Sería muy grave que prendiera en el corazón y en la conciencia de nuestras comunidades cristianas una actitud naturalista respecto al pecado. O se acata plenamente el misterio, o vale más renunciar, puesto que se trata de la pureza infinita del amor. Hay que demostrar de antemano que queremos de verdad esa pureza en nosotros. Y tenemos que presentarnos limpios de pecado.

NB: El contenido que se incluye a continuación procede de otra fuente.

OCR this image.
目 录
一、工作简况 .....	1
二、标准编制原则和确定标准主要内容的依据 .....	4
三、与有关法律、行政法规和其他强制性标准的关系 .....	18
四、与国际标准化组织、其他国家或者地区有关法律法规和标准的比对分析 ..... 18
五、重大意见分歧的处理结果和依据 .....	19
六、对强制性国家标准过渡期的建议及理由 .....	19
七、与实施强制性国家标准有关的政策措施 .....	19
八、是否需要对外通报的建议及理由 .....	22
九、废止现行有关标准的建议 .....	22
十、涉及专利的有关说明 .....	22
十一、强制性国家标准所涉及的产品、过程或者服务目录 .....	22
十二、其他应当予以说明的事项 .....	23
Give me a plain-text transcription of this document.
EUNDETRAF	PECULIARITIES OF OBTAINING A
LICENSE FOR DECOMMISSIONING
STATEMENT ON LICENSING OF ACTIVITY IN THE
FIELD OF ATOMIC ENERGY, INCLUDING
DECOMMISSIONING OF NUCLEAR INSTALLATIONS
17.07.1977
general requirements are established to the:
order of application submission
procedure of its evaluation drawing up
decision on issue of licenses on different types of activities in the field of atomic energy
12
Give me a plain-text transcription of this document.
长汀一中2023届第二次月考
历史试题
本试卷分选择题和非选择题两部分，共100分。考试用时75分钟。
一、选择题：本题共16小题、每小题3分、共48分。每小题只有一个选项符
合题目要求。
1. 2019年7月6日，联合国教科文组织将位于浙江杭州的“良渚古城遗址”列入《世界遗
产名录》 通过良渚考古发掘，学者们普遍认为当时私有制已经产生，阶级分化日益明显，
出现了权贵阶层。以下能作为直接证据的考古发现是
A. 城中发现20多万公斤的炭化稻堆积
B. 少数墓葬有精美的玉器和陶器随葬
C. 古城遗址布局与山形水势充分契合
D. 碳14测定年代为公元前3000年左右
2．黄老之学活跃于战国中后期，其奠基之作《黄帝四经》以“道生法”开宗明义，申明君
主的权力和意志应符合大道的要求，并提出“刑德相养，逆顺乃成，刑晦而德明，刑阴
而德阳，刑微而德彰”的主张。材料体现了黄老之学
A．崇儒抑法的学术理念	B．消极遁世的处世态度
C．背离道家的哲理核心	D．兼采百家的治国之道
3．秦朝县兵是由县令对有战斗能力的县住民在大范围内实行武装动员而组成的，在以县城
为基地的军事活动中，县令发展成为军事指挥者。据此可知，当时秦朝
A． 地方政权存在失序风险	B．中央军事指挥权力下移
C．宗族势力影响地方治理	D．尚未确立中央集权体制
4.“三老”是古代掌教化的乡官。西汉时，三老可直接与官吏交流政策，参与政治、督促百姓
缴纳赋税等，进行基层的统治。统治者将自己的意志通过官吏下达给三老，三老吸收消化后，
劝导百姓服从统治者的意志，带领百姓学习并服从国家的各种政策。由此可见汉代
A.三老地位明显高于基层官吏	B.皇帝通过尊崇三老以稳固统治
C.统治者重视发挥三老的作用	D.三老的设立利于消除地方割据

¿Por qué muchas veces la sagrada comunión no produce los efectos espirituales que podría producir? Por falta de disposiciones habituales o actuales suficientes en el corazón del cristiano. Y una terrible falta de disposición podría darse si cundiera una minimización del sentido del pecado, queriendo abusar de la misericordia de Dios, haciéndola a nuestra medida y conforme a nuestro capricho. Esto sería utilizar la Eucaristía sin las debidas disposiciones. La Eucaristía nos da fuerza para amar, pero hemos de ser humildes para ir hacia ella con la pureza de corazón con que Cristo pos indicó. Es el cuerpo y la sangre del Señor lo que recibimos. Dejémosle que entre en nosotros y que corra por las venas de nuestra alma. No le pongamos obstáculos. Si se los ponemos con nuestro egoísmo y con nuestros propios criterios, estamos ya demostrando falta de amor y, lógicamente, tiene que producirse después en nosotros una frustración de ese amor que la Eucaristía podría despertar en nuestras conciencias para vivirlo en relación con nuestros hermanos, los hombres.
1 J. Ricciotti, Vida de Jesucristo, Barcelona, 1944, 477-480.